The Trump administration’s proposal to create a $1 billion central fund for recognizing top performing federal employees would in large part revive similar effort of the Bush administration.

In 2003, the Bush White House proposed a “human capital performance fund” of $500 million, making the same argument that the Trump administration is now using: that the current system rewards employees for longevity more than it does for performance. It also similarly characterized the proposed fund as a down payment toward a comprehensive reform of pay.

At the time, federal unions raised the same concerns that they already have raised regarding the Trump proposal: that the performance ratings system is inconsistent, unreliable and vulnerable to favoritism and other forms of abuse. Some members of Congress at the time echoed those concerns but the key committees overseeing the federal workforce—then as now both headed by Republicans—backed the idea.

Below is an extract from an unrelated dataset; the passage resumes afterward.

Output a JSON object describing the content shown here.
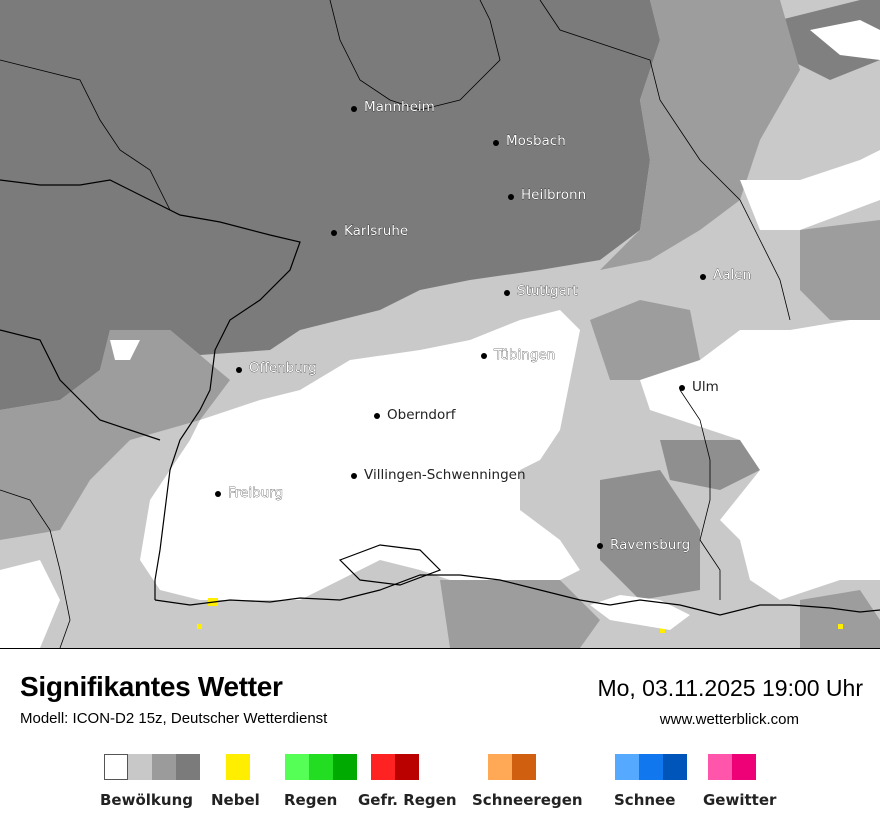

Congress eventually included language in a DoD spending bill authorizing the fund. Under its terms: each agency would receive a share based on their percentage of the overall federal payroll and would have had to craft plans, subject to OPM approval, on how they would use the money; agencies could make payouts to up to 15 percent of their employees of up to 10 percent of salary; and payouts would be raises, not bonuses, and thus would count for purposes including retirement calculations.

However, action by appropriators was needed to actually create it. They in turn allotted only enough to get the program on the books. It never has been repealed, although it also never has been funded enough to actually make payouts.